To get a more rounded hood, you need to add shaping to the middle with, for example, decreases. I used this kind of a hood in my Dilaila's Hoodie pattern. By varying the rate of decreases worked you get a more curved line to the apex of the hood. The top is grafted together using Kitchener stitch so you get an invisible join.
A rounded hood is shaped with decreases.
Short-Row Hood: What's the Difference? The short-row hood closely resembles the construction of a three-piece hood you see in some sewing patterns. The side panels are curved but the center panel is a straight, rectangular piece. This creates a three-dimensional object rather than two flat objects sewn together.
A three-piece hood is made of three separate panels.
When translated into knitting, the hood is worked seamlessly in one piece. You don't have to seam or graft it at the top. And since there's no seaming involved, you can work the short-row hood in either direction: top-down or bottom-up!
A short-row hood requires no seaming.
The curved shape of the side sections is created with short rows, kind of like a giant short-row heel. Another benefit of the short-row hood is that the stitches in the center section stay untouched. This makes it an ideal place for some patterning, such as a cable panel like in Zingiber or a lace panel like in Maypop Hoodie.

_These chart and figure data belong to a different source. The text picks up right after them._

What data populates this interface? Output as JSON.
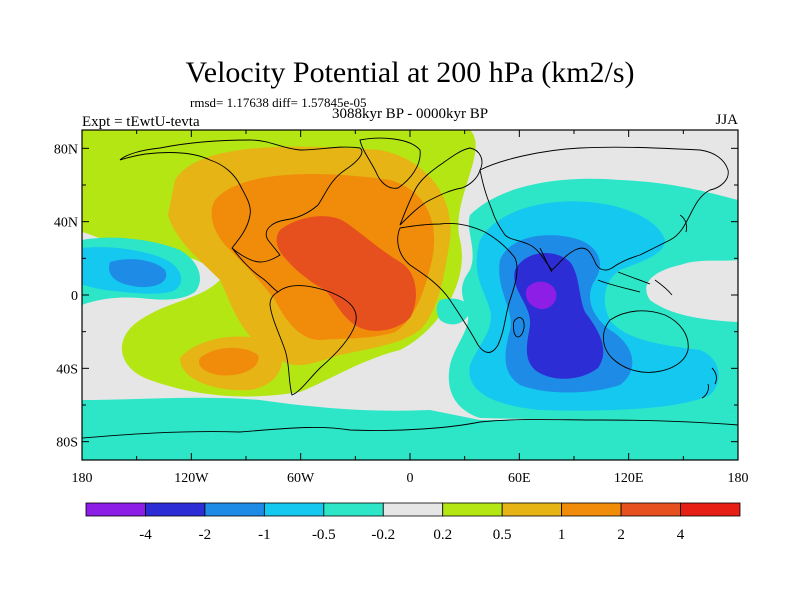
{
  "title": "Velocity Potential at 200 hPa (km2/s)",
  "stats": "rmsd= 1.17638 diff= 1.57845e-05",
  "left_label": "Expt = tEwtU-tevta",
  "center_label": "3088kyr BP - 0000kyr BP",
  "right_label": "JJA",
  "lat_ticks": [
    {
      "label": "80N",
      "value": 80
    },
    {
      "label": "40N",
      "value": 40
    },
    {
      "label": "0",
      "value": 0
    },
    {
      "label": "40S",
      "value": -40
    },
    {
      "label": "80S",
      "value": -80
    }
  ],
  "lon_ticks": [
    {
      "label": "180",
      "value": -180
    },
    {
      "label": "120W",
      "value": -120
    },
    {
      "label": "60W",
      "value": -60
    },
    {
      "label": "0",
      "value": 0
    },
    {
      "label": "60E",
      "value": 60
    },
    {
      "label": "120E",
      "value": 120
    },
    {
      "label": "180",
      "value": 180
    }
  ],
  "lon_range": [
    -180,
    180
  ],
  "lat_range": [
    -90,
    90
  ],
  "colorbar": {
    "colors": [
      "#8c1ee6",
      "#2d2dd6",
      "#1e8ce6",
      "#14c8f0",
      "#2de6c8",
      "#e6e6e6",
      "#b4e614",
      "#e6b414",
      "#f08c0a",
      "#e6501e",
      "#e61e14"
    ],
    "labels": [
      "-4",
      "-2",
      "-1",
      "-0.5",
      "-0.2",
      "0.2",
      "0.5",
      "1",
      "2",
      "4"
    ]
  },
  "palette": {
    "n4": "#8c1ee6",
    "n2": "#2d2dd6",
    "n1": "#1e8ce6",
    "n05": "#14c8f0",
    "n02": "#2de6c8",
    "z": "#e6e6e6",
    "p02": "#b4e614",
    "p05": "#e6b414",
    "p1": "#f08c0a",
    "p2": "#e6501e",
    "p4": "#e61e14"
  }
}
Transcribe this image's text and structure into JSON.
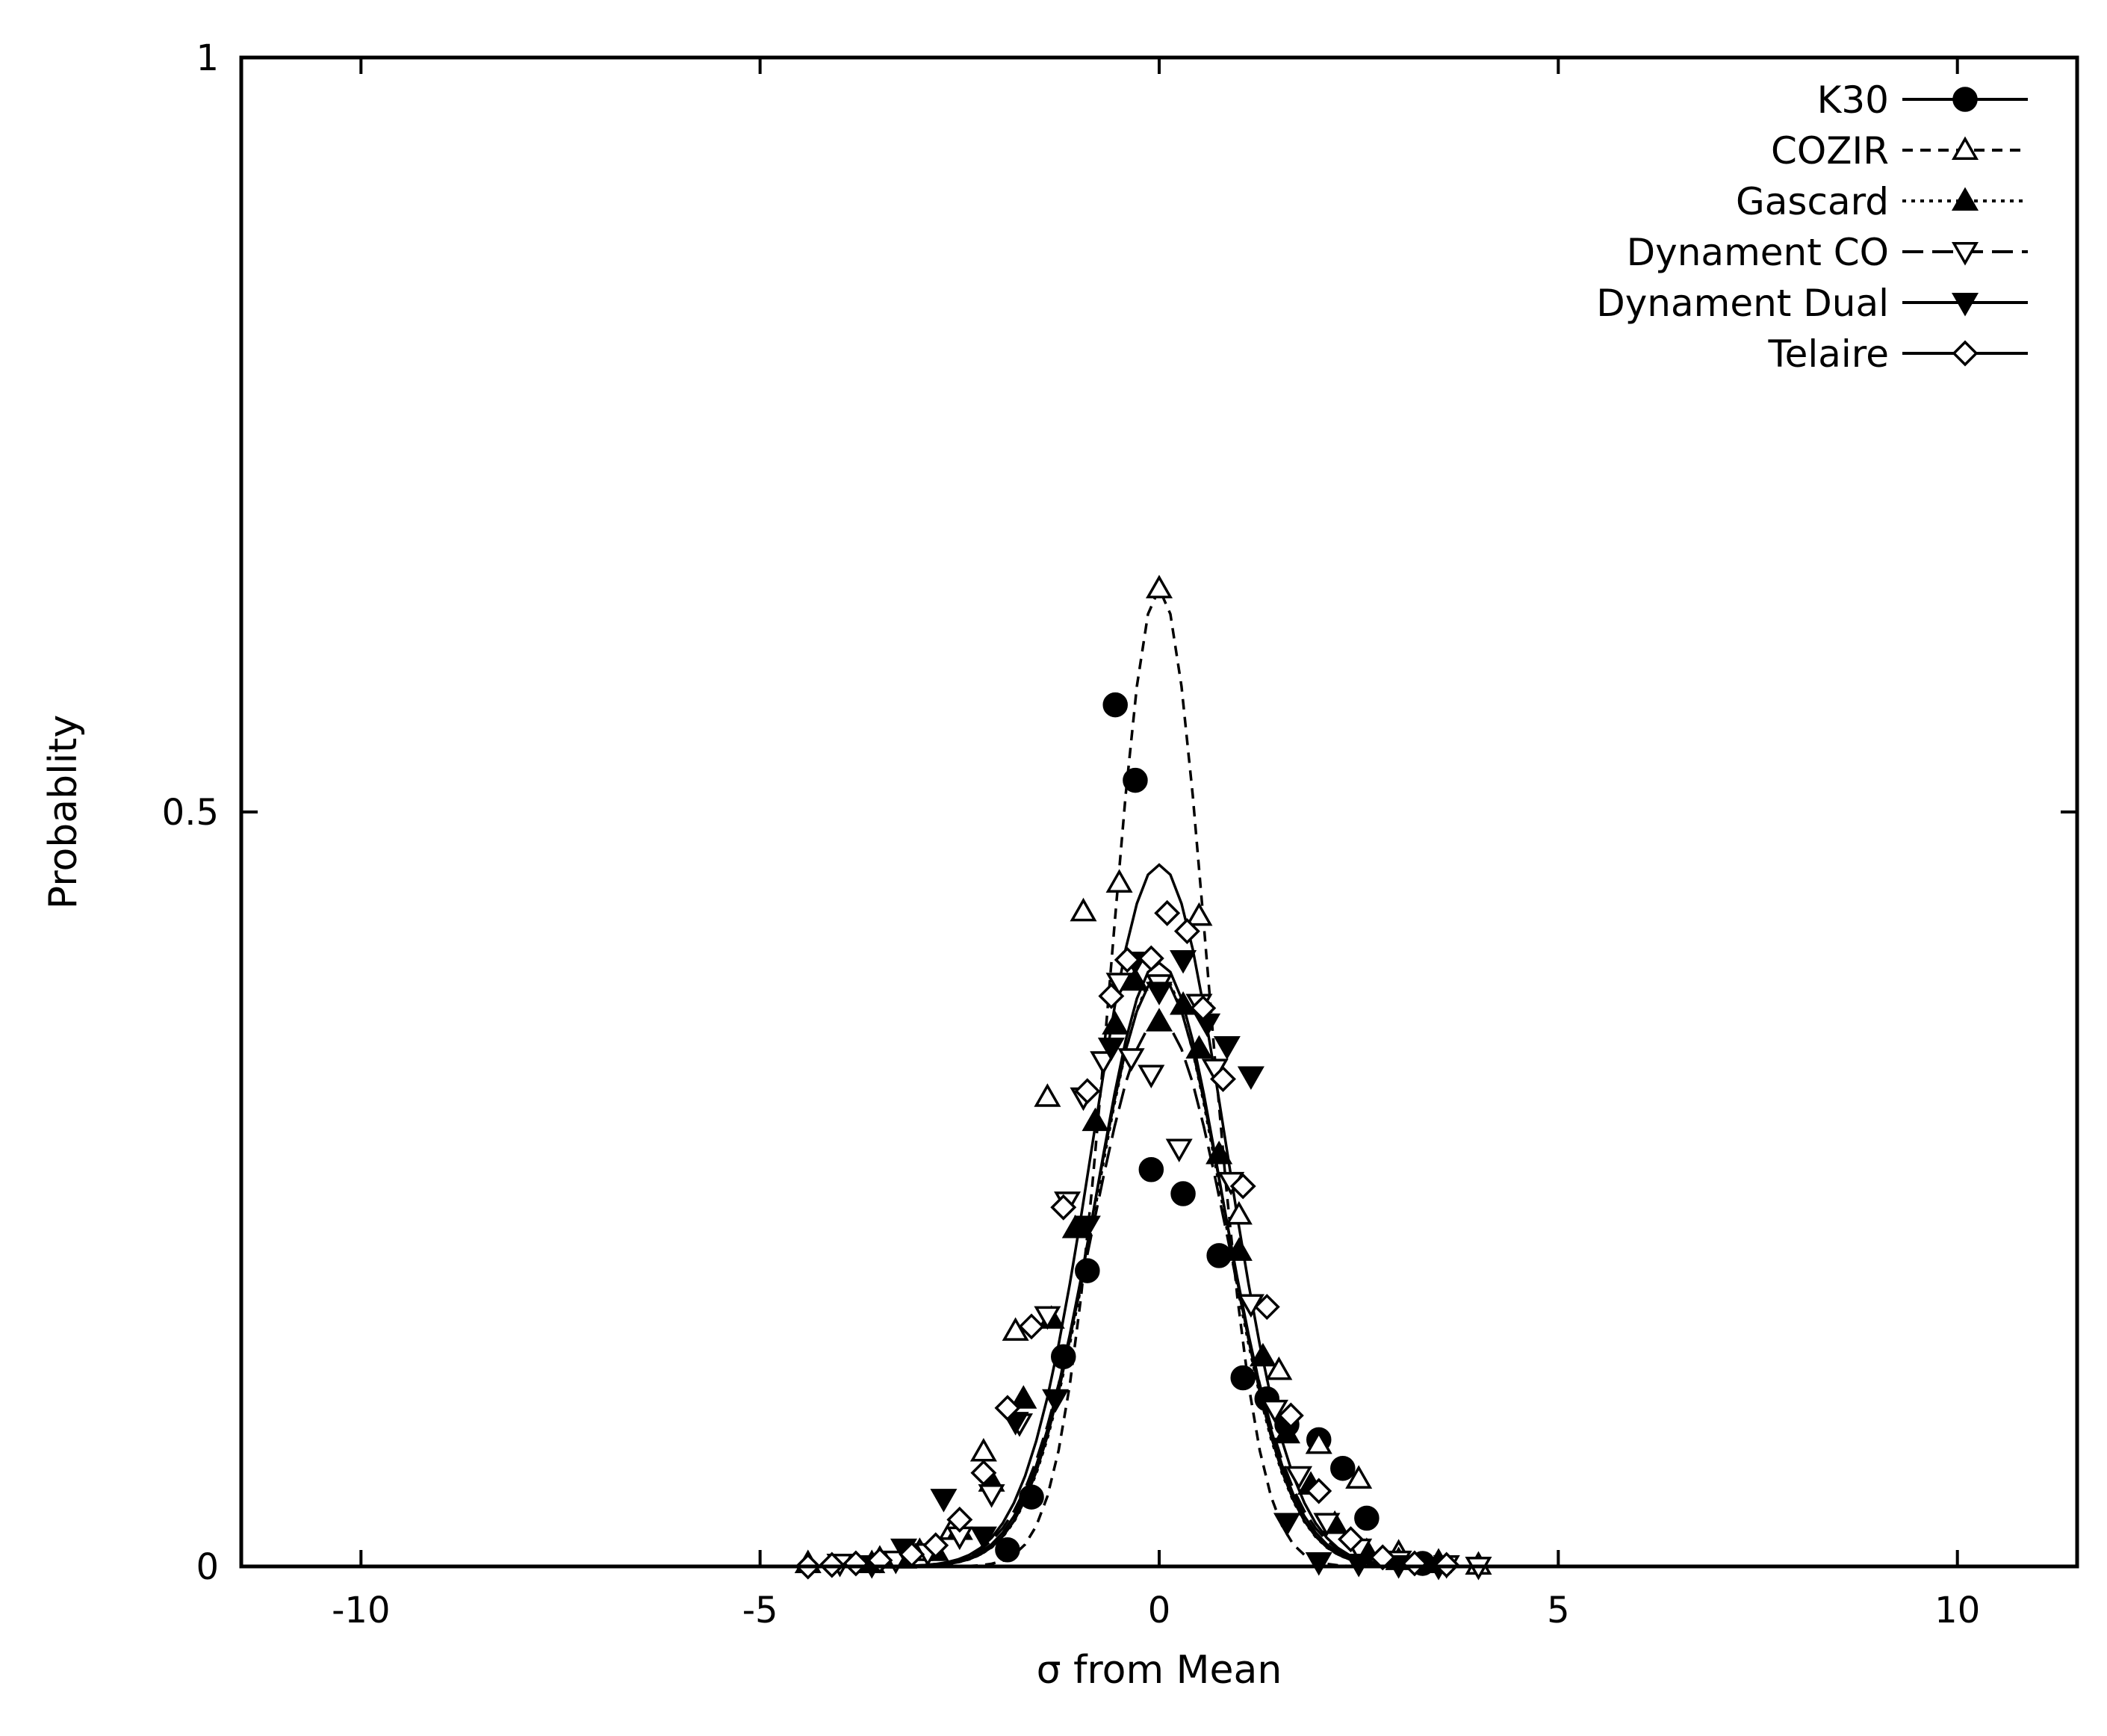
{
  "chart_data": {
    "type": "scatter",
    "title": "",
    "xlabel": "σ from Mean",
    "ylabel": "Probablity",
    "xlim": [
      -11.5,
      11.5
    ],
    "ylim": [
      0,
      1
    ],
    "x_ticks": [
      {
        "value": -10,
        "label": "-10"
      },
      {
        "value": -5,
        "label": "-5"
      },
      {
        "value": 0,
        "label": "0"
      },
      {
        "value": 5,
        "label": "5"
      },
      {
        "value": 10,
        "label": "10"
      }
    ],
    "y_ticks": [
      {
        "value": 0,
        "label": "0"
      },
      {
        "value": 0.5,
        "label": "0.5"
      },
      {
        "value": 1,
        "label": "1"
      }
    ],
    "grid": false,
    "legend_position": "top-right",
    "series": [
      {
        "name": "K30",
        "marker": "filled-circle",
        "line": "solid",
        "color": "#000000",
        "fit_peak": 0.465,
        "fit_sigma": 0.83,
        "points": [
          [
            -1.9,
            0.011
          ],
          [
            -1.6,
            0.046
          ],
          [
            -1.2,
            0.139
          ],
          [
            -0.9,
            0.196
          ],
          [
            -0.55,
            0.571
          ],
          [
            -0.3,
            0.521
          ],
          [
            -0.1,
            0.263
          ],
          [
            0.3,
            0.247
          ],
          [
            0.75,
            0.206
          ],
          [
            1.05,
            0.125
          ],
          [
            1.35,
            0.111
          ],
          [
            1.6,
            0.094
          ],
          [
            2.0,
            0.084
          ],
          [
            2.3,
            0.065
          ],
          [
            2.6,
            0.032
          ],
          [
            3.3,
            0.002
          ]
        ]
      },
      {
        "name": "COZIR",
        "marker": "open-triangle-up",
        "line": "dashed",
        "color": "#000000",
        "fit_peak": 0.648,
        "fit_sigma": 0.61,
        "points": [
          [
            -4.4,
            0.002
          ],
          [
            -3.5,
            0.005
          ],
          [
            -3.0,
            0.01
          ],
          [
            -2.6,
            0.024
          ],
          [
            -2.2,
            0.076
          ],
          [
            -1.8,
            0.156
          ],
          [
            -1.4,
            0.311
          ],
          [
            -0.95,
            0.434
          ],
          [
            -0.5,
            0.453
          ],
          [
            0.0,
            0.648
          ],
          [
            0.5,
            0.431
          ],
          [
            1.0,
            0.233
          ],
          [
            1.5,
            0.13
          ],
          [
            2.0,
            0.081
          ],
          [
            2.5,
            0.058
          ],
          [
            3.0,
            0.009
          ],
          [
            3.5,
            0.003
          ],
          [
            4.0,
            0.001
          ]
        ]
      },
      {
        "name": "Gascard",
        "marker": "filled-triangle-up",
        "line": "dotted",
        "color": "#000000",
        "fit_peak": 0.392,
        "fit_sigma": 0.8,
        "points": [
          [
            -3.6,
            0.002
          ],
          [
            -3.2,
            0.005
          ],
          [
            -2.8,
            0.01
          ],
          [
            -2.5,
            0.024
          ],
          [
            -2.1,
            0.056
          ],
          [
            -1.7,
            0.111
          ],
          [
            -1.35,
            0.164
          ],
          [
            -1.05,
            0.224
          ],
          [
            -0.8,
            0.295
          ],
          [
            -0.55,
            0.359
          ],
          [
            -0.3,
            0.388
          ],
          [
            0.0,
            0.361
          ],
          [
            0.3,
            0.372
          ],
          [
            0.5,
            0.343
          ],
          [
            0.75,
            0.273
          ],
          [
            1.0,
            0.209
          ],
          [
            1.3,
            0.139
          ],
          [
            1.6,
            0.088
          ],
          [
            1.9,
            0.054
          ],
          [
            2.2,
            0.028
          ],
          [
            2.6,
            0.01
          ],
          [
            3.0,
            0.004
          ],
          [
            3.5,
            0.002
          ]
        ]
      },
      {
        "name": "Dynament CO",
        "marker": "open-triangle-down",
        "line": "long-dashed",
        "color": "#000000",
        "fit_peak": 0.362,
        "fit_sigma": 0.85,
        "points": [
          [
            -4.0,
            0.002
          ],
          [
            -3.3,
            0.004
          ],
          [
            -2.9,
            0.009
          ],
          [
            -2.5,
            0.02
          ],
          [
            -2.1,
            0.048
          ],
          [
            -1.75,
            0.095
          ],
          [
            -1.4,
            0.166
          ],
          [
            -1.15,
            0.242
          ],
          [
            -0.95,
            0.311
          ],
          [
            -0.7,
            0.335
          ],
          [
            -0.5,
            0.387
          ],
          [
            -0.35,
            0.337
          ],
          [
            -0.1,
            0.326
          ],
          [
            0.0,
            0.386
          ],
          [
            0.25,
            0.277
          ],
          [
            0.5,
            0.373
          ],
          [
            0.7,
            0.33
          ],
          [
            0.9,
            0.255
          ],
          [
            1.15,
            0.174
          ],
          [
            1.45,
            0.104
          ],
          [
            1.75,
            0.06
          ],
          [
            2.1,
            0.029
          ],
          [
            2.5,
            0.012
          ],
          [
            3.0,
            0.004
          ],
          [
            3.6,
            0.001
          ],
          [
            4.0,
            0.0
          ]
        ]
      },
      {
        "name": "Dynament Dual",
        "marker": "filled-triangle-down",
        "line": "solid",
        "color": "#000000",
        "fit_peak": 0.39,
        "fit_sigma": 0.82,
        "points": [
          [
            -3.6,
            0.001
          ],
          [
            -3.2,
            0.012
          ],
          [
            -2.7,
            0.045
          ],
          [
            -2.2,
            0.02
          ],
          [
            -1.8,
            0.096
          ],
          [
            -1.3,
            0.111
          ],
          [
            -0.9,
            0.226
          ],
          [
            -0.6,
            0.344
          ],
          [
            -0.3,
            0.401
          ],
          [
            0.0,
            0.381
          ],
          [
            0.3,
            0.402
          ],
          [
            0.6,
            0.36
          ],
          [
            0.85,
            0.345
          ],
          [
            1.15,
            0.325
          ],
          [
            1.6,
            0.029
          ],
          [
            2.0,
            0.003
          ],
          [
            2.5,
            0.002
          ],
          [
            3.0,
            0.001
          ],
          [
            3.5,
            0.0
          ]
        ]
      },
      {
        "name": "Telaire",
        "marker": "open-diamond",
        "line": "solid",
        "color": "#000000",
        "fit_peak": 0.4,
        "fit_sigma": 0.8,
        "points": [
          [
            -4.4,
            0.0
          ],
          [
            -4.1,
            0.001
          ],
          [
            -3.8,
            0.002
          ],
          [
            -3.5,
            0.004
          ],
          [
            -3.1,
            0.008
          ],
          [
            -2.8,
            0.014
          ],
          [
            -2.5,
            0.031
          ],
          [
            -2.2,
            0.062
          ],
          [
            -1.9,
            0.105
          ],
          [
            -1.6,
            0.159
          ],
          [
            -1.2,
            0.238
          ],
          [
            -0.9,
            0.315
          ],
          [
            -0.6,
            0.378
          ],
          [
            -0.4,
            0.402
          ],
          [
            -0.1,
            0.403
          ],
          [
            0.1,
            0.433
          ],
          [
            0.35,
            0.421
          ],
          [
            0.55,
            0.37
          ],
          [
            0.8,
            0.323
          ],
          [
            1.05,
            0.252
          ],
          [
            1.35,
            0.172
          ],
          [
            1.65,
            0.1
          ],
          [
            2.0,
            0.05
          ],
          [
            2.4,
            0.018
          ],
          [
            2.8,
            0.006
          ],
          [
            3.2,
            0.002
          ],
          [
            3.6,
            0.001
          ]
        ]
      }
    ]
  }
}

How to Shape a Hood with Short Rows
First, divide the width of the hood into three more-or-less equal sections. It doesn't have to be exact but make sure the two side sections have the same number of stitches each. Mark the sections by placing two stitch markers.
To shape the hood you'll work two sets of short rows. The technique is the same regardless of working top-down or bottom-up. You can use any short-row method for preventing a gap from forming in the turning point, such as wrap & turns or double stitches. The instructions that follow are written with w&t short rows.
In the first set the rows are getting shorter and shorter by one stitch on each row. Row 1 (RS): Work to last stitch, w&t. Row 2 (WS): Work to last stitch, w&t. Row 3 (RS): Work to 1 stitch before last wrapped stitch, w&t. Row 4 (WS): Work to 1 stitch before last wrapped stitch, w&t.
Repeat the last two rows until you have wrapped all the stitches outside the markers. Here I'm working on a mini hood with 6 wrapped stitches on the sides and 10 in the middle between the two markers.
Work two rows back and forth, picking up all wraps. You can already see the hood starting to take shape.
Then comes the second set of short rows in which the rows are getting longer and longer by one stitch each row. Row 1 (RS): Work to second marker, slip marker, w&t. Row 2 (WS): Work to second marker, slip marker, w&t. Row 3 (RS): Work to last wrapped stitch, work next stitch together with its wrap, w&t. Row 4 (WS): Work to last wrapped stitch, work next stitch together with its wrap, w&t.
Repeat the last two rows until both the first and last stitch of the row are wrapped stitches. Work two rows back and forth to pick up the remaining two wraps.
What comes next depends on the direction you're working the hood. In a bottom-up hood, you can either leave the stitches live, pick up stitches from the straight edges of the hood, and knit a ribbing or other band for the hood like I did on Zingiber. In a top-down hood, like in Maypop Hoodie, work even until the hood is the length you want, then start the yoke of the garment.
In my opinion, the biggest reason for using this short-row shaping method is if you want to knit a hood with uninterrupted patterning in the middle. Another benefit of the technique is that there's no seaming or grafting. (There might be picking up stitches, though.)
The short-row hood is very versatile since it can be worked either top-down or bottom-up. This opens up quite a lot of possibilities to designers and knitters in general. If you know you definitely want a hood, you can work your sweater or cardigan hood first. But if you're on the fence, you can work the hood last and from the bottom up, even if the rest of the garment was knit top-down. The hood on Zingiber is optional: you can leave it out and just work a neck band instead!